Je suis délivrée du frein pesant qui opprimait cette maison. Relevez-vous, ô demeures! Assez longtemps vous êtes restées gisant contre terre. Bientôt le temps, par qui tout change, renouvellera votre seuil, quand les purifications auront lavé toutes les souillures du foyer. Alors ils jouiront d'une heureuse fortune, les habitants de ces demeures, qui ont vu et entendu tant de choses lamentables. Voici qu'il nous a été donné de revoir la lumière!
ORESTÈS.
Voyez les deux tyrans de cette terre, les meurtriers de mon père, les dévastateurs de cette maison!
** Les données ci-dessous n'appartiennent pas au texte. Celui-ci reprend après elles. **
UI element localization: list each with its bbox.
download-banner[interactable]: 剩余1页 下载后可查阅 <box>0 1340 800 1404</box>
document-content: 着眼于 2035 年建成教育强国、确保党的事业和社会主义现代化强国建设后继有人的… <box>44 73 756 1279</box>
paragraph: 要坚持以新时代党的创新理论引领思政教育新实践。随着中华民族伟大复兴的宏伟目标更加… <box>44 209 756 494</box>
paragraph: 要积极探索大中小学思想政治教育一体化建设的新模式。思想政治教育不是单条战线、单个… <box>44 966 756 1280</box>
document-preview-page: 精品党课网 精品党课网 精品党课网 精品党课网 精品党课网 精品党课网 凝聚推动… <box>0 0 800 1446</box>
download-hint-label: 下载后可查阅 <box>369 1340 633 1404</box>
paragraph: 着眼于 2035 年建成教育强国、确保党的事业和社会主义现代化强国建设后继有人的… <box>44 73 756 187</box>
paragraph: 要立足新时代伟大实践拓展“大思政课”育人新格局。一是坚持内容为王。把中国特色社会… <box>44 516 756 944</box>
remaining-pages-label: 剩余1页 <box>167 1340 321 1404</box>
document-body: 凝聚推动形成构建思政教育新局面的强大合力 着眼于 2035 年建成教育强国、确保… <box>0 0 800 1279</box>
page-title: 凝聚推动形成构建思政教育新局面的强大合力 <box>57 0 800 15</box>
Ils étaient naguère vénérables, et ils s'asseyaient sur le trône royal. Et, maintenant, ils s'aiment encore, comme on en peut juger par ce qu'ils ont subi, et leur foi mutuelle est toujours la même. Ils avaient juré de donner la mort à mon malheureux père et de mourir ensemble, et ils ont pieusement tenu leur serment! Voyez aussi, vous qui n'ignorez pas ce crime, voyez cet instrument du meurtre, lien et filet où furent pris les pieds et les mains de mon malheureux père. Étendez ce voile, et, debout tout autour, voyez le filet où se prennent les hommes. Que le père le voie! non le mien, mais celui qui voit tout, Hèlios! Qu'il voie les actions impies de ma mère, et, si je suis accusé, qu'il me soit témoin que j'ai légitimement commis ce meurtre. Je ne m'inquiète point de celui d'Aigisthos, car il n'a reçu, comme la loi l'ordonne, que le châtiment de l'adultère. Mais celle qui a médité ce crime odieux contre l'homme dont elle a porté les enfants sous sa ceinture, fardeau si doux alors et maintenant funeste, que t'en semble-t-il? Certes, c'était une murène ou une vipère qui empoisonnait tout ce qu'elle touchait, même sans morsure, par son audace violente, son iniquité et sa méchanceté! Et ceci, de quel nom le nommerai-je? Rets à prendre les bêtes féroces, ou voile d'une baignoire de mort? Tout nom est le vrai, que je dise filet ou voile à embarrasser les pieds. L'homme qui se met à l'affût des voyageurs et vit de ce qu'il vole s'en servirait volontiers. A l'aide de cet instrument de ruse, il commettrait d'innombrables meurtres et il en méditerait autant dans son esprit. Une telle femme n'habitera jamais dans mes demeures. Que je meure plutôt, grâce aux dieux sans enfants!